You also have to make sure your cat is having plenty of fluids as drinking will help loosen thick catarrhal secretions. Other than that, don’t forget to wipe away the discharges from the nose and eyes. It’s recommended using a mild solution of saltwater. You can make saltwater by mixing a teaspoon of salt to a pint of water. Make sure you are giving your kitten filtered water to drink. Steam inhalations may also help your cat to breathe more easily.
Preventive Measures to Take
Prevention is better than a cure! Annual veterinary visits are essential for cats. Senior cats can benefit from half-yearly check-ups. These appointments allow the vet to examine your cat when he appears in good health. The vet may find minor anomalies on the tests that indicate a minor problem before your cat gets really sick. Keep your cat vaccinated. It will keep your cat safe from common kind of bacteria and viruses. At least two doses of vaccination are recommended when your cat is young.
Use disinfectants to clean around your house. They can help wipe away bacteria and viruses that could develop and spread. Make it a habit to wash your cat’s bed, bowls and its favourite toys regularly. Vacuum your cat’s hiding spot too. A healthy diet and lifestyle can make your cat’s immune system stronger to prevent such illnesses.

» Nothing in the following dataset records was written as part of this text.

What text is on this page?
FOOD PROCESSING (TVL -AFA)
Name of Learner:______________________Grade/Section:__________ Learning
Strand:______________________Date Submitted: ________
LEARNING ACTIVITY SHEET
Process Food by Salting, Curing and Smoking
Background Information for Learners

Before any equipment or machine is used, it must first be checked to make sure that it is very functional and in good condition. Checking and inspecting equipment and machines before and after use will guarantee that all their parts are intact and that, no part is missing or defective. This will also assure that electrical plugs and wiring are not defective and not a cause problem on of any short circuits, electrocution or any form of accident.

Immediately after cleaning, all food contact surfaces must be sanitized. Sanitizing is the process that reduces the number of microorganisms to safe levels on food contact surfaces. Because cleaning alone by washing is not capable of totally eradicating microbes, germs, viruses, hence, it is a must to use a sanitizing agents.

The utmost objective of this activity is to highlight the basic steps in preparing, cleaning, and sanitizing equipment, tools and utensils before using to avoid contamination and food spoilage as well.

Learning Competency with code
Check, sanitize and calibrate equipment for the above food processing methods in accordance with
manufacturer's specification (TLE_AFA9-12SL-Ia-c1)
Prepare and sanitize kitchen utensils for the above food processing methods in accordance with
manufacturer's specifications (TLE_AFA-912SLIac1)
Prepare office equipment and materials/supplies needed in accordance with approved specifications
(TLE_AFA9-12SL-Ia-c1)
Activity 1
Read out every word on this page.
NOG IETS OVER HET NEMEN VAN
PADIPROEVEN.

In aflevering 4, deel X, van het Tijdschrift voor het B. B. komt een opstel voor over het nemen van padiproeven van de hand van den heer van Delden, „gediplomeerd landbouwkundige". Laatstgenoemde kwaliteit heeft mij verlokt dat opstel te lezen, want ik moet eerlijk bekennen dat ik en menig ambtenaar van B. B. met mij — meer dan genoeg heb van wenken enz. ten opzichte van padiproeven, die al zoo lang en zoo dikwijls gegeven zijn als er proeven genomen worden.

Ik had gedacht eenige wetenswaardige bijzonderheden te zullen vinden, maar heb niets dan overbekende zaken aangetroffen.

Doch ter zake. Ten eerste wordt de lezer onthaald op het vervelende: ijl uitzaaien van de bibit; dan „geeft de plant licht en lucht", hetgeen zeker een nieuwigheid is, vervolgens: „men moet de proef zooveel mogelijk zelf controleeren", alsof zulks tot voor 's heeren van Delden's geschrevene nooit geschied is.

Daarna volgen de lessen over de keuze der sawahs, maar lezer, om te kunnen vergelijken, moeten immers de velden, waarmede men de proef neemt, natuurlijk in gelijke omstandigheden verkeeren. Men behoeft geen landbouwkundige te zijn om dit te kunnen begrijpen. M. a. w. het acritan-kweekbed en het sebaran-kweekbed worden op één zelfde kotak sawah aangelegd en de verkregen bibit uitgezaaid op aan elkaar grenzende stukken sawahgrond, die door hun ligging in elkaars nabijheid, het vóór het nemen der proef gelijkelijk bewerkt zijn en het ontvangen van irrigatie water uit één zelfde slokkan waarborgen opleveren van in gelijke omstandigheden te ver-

Cat Flu is Highly Contagious!
Cat flu is contagious, and it is normally spread through the contact between the cats. After the infection, some cats are left as carriers. If you are a parent to more than one cat, you should take extra care keeping your other cats separate from the infected one. Even when they appear healthy and happy, some cats carry the virus of cat flu. For this reason, it is advised to get your kittens vaccinated, or they can catch cat flu when they come in contact with seemingly healthy cats.
Knowing the causes, symptoms, and the right treatment for the cat flu can help you take care of your fluffy pets easily. Just keep an eye on those little blankets of fur and contact the vet in case of any symptoms.